Females accounted for 57 percent of all personal healthcare spending in 2004, although they made up just 50 percent of the U.S. population. Across all payers and services, females spent about $1,448 more per capita on healthcare than males in 2004. The greatest disparity was in nursing home care, where females spent nearly twice what males spent.
The gender divide in share of total spending should not come as a complete surprise, because women have a longer life expectancy (80.4 years compared to 75.2 years for men).
The estimates were based on administrative data from Medicare’s National Claims History Files, the Medicaid Statistical Information System and the Medicaid Analytic Extract System. (Source)
At the same time, we know that…
Men Frequently Ignore Symptoms and Are Reluctant to Seek Care Until There Is a Crisis
“Health, United States, 2009,” reports that men from ages 18-44 years were 70 percent less likely to visit a physician in 2007. The report also indicates that men were 80 percent less likely to have a usual source of health care, as compared to women. (source)
So, what does this all mean?

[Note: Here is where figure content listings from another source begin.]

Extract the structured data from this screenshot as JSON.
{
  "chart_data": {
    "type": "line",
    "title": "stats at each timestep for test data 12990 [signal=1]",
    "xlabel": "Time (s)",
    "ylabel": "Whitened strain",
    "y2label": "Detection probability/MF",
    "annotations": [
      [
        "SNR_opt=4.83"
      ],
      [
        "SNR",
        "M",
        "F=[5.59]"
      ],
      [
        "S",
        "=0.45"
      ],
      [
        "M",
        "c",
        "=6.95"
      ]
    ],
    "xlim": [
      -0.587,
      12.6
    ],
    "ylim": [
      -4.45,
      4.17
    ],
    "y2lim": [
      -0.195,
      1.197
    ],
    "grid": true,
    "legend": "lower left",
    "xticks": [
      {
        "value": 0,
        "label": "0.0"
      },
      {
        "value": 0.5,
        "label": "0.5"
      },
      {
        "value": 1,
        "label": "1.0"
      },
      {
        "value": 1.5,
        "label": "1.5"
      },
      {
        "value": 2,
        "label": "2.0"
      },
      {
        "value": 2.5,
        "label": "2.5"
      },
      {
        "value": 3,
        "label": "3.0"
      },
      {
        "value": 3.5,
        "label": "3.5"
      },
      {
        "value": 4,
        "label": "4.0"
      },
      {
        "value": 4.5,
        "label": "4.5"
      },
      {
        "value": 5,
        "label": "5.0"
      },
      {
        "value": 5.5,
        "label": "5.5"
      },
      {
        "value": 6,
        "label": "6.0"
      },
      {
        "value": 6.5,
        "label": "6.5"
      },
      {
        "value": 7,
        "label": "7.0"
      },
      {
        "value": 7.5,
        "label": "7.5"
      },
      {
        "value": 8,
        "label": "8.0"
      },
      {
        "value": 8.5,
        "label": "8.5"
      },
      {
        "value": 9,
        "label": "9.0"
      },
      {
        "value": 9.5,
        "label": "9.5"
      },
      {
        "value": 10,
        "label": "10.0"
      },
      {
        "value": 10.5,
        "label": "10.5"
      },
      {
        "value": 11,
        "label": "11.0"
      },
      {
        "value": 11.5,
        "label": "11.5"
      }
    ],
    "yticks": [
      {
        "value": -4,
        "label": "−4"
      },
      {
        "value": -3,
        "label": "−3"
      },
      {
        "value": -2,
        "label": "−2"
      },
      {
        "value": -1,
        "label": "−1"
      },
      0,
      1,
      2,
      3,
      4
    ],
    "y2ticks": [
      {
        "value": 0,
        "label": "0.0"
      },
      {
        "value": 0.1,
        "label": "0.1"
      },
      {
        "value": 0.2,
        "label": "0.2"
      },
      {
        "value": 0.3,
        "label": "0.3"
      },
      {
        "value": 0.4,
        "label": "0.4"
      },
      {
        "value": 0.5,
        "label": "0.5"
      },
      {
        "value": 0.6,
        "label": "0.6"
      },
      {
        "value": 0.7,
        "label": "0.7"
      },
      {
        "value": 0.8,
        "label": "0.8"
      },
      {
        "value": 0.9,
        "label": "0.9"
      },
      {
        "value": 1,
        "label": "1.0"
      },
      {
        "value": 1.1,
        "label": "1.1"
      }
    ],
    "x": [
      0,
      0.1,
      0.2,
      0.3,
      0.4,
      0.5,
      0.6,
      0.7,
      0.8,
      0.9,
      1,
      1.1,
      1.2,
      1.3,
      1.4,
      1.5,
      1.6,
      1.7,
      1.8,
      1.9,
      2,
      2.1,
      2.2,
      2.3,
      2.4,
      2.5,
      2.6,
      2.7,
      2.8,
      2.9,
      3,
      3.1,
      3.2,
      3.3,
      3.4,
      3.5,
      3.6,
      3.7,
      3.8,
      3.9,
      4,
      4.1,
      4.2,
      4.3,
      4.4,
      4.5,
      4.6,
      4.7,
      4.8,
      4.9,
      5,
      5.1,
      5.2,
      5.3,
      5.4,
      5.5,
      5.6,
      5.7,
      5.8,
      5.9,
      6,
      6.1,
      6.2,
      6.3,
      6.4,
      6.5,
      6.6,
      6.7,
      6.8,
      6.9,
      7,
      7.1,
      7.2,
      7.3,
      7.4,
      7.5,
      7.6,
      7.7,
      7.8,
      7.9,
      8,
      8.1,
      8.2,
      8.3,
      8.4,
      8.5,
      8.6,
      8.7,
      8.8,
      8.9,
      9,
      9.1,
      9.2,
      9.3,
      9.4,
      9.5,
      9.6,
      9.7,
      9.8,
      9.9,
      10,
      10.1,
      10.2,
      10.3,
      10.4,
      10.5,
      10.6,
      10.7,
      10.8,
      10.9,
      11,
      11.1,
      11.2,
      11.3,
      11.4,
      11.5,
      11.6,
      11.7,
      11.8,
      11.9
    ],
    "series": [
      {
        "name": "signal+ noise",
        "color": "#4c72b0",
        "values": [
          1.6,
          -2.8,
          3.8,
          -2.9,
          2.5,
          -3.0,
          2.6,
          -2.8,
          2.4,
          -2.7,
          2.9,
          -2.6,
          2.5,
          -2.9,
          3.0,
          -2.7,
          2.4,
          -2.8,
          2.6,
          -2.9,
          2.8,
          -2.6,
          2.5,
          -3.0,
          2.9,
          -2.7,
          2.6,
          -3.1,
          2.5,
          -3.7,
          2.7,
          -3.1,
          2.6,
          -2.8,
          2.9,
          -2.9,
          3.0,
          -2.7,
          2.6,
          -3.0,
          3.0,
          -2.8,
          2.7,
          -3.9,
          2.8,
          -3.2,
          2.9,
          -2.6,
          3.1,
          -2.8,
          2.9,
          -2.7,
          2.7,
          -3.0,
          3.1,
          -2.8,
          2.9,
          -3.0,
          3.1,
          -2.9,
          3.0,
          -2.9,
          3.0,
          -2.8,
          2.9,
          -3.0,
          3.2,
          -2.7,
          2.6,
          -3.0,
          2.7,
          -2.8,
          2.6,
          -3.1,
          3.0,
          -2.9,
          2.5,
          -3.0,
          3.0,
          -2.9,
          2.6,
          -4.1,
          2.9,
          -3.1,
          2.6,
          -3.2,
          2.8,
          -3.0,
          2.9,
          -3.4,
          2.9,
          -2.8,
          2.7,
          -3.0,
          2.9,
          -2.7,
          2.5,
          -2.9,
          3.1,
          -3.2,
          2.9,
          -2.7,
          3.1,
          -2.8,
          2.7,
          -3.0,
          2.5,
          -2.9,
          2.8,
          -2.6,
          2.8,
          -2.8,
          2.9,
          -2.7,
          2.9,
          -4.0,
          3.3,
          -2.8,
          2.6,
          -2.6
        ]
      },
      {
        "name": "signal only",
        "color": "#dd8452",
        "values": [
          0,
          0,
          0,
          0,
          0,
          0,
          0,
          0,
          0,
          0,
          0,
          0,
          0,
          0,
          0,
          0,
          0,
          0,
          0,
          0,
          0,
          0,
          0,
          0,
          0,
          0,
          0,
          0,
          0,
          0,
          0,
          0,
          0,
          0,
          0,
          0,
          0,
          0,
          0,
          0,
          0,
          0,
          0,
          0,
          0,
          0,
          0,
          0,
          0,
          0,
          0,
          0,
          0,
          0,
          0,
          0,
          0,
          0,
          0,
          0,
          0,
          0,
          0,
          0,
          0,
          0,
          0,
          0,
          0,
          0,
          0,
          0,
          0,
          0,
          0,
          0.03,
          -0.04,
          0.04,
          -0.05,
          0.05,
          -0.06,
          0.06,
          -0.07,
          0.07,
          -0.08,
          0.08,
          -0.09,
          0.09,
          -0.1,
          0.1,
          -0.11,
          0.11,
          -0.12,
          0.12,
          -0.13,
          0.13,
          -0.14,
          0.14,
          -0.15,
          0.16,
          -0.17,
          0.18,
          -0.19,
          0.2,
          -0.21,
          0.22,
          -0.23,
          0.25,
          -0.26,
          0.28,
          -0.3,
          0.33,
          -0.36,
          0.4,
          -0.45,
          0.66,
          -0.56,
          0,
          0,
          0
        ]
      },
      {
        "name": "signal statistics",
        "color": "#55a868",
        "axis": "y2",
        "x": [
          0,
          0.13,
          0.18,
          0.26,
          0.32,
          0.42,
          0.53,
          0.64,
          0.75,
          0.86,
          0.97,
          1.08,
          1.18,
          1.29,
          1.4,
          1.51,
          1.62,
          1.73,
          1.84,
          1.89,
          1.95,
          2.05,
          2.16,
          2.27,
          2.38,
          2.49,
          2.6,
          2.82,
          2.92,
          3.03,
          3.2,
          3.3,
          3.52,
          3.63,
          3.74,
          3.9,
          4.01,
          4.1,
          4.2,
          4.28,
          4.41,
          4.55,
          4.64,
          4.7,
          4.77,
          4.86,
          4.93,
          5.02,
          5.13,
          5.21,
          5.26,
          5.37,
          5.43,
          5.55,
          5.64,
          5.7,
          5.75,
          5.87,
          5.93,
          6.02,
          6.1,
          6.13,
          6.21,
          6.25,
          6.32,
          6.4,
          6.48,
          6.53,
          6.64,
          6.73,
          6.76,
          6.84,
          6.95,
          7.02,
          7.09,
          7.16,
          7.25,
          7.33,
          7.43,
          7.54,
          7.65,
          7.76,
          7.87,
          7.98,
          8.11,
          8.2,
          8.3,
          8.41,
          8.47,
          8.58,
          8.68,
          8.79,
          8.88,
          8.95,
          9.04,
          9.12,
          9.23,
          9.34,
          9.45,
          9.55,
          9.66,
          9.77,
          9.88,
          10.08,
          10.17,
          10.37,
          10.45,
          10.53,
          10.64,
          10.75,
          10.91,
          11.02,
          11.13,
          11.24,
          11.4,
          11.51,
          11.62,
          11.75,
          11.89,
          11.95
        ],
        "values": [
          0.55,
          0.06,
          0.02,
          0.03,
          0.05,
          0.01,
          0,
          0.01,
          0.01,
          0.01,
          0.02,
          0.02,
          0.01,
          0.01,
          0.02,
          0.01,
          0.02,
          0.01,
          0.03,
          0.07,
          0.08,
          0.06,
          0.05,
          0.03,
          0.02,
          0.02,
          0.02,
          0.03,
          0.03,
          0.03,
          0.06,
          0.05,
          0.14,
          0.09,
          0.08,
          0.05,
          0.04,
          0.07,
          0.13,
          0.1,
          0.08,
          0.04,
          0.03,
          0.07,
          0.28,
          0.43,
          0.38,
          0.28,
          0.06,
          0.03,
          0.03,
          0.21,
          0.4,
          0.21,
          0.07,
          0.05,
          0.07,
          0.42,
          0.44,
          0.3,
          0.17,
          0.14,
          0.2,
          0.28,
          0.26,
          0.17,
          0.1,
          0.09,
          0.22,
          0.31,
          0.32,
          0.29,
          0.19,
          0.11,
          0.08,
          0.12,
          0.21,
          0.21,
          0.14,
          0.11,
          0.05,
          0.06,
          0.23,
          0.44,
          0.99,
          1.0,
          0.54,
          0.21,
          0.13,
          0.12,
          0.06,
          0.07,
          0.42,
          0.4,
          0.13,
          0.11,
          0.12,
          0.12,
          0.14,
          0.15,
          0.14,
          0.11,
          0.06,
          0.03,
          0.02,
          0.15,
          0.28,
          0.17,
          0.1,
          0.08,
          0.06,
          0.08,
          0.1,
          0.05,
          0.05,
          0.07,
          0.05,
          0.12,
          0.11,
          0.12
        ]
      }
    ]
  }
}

It means that males still represent about 1/2 the healthcare costs although it appears their use of the system is either prompted by a female in their live (wife, mother, sister, friend, caregiver) or by the fact that there is a crisis. This plays well into the quote about targeted “shopping” versus looking for a relationship.
One could assume that means that males are more likely to use urgent cares and/or clinics…but I couldn’t find that data.
Getting males to be more preventative is one challenge.
Getting them to view a health plan or pharmacy as more tailored to their needs is another.
Is it worth the money and effort or should you (as a healthcare company) appeal only to the females? I’m not sure I know the answer, but the data certainly points you in a direction. It would be interesting to look at conditions that are primarily male or drugs that are tailored to male conditions and understand how females drive those decisions and utilization (knowing that a lot probably has to do with whether it’s asymptomatic or not.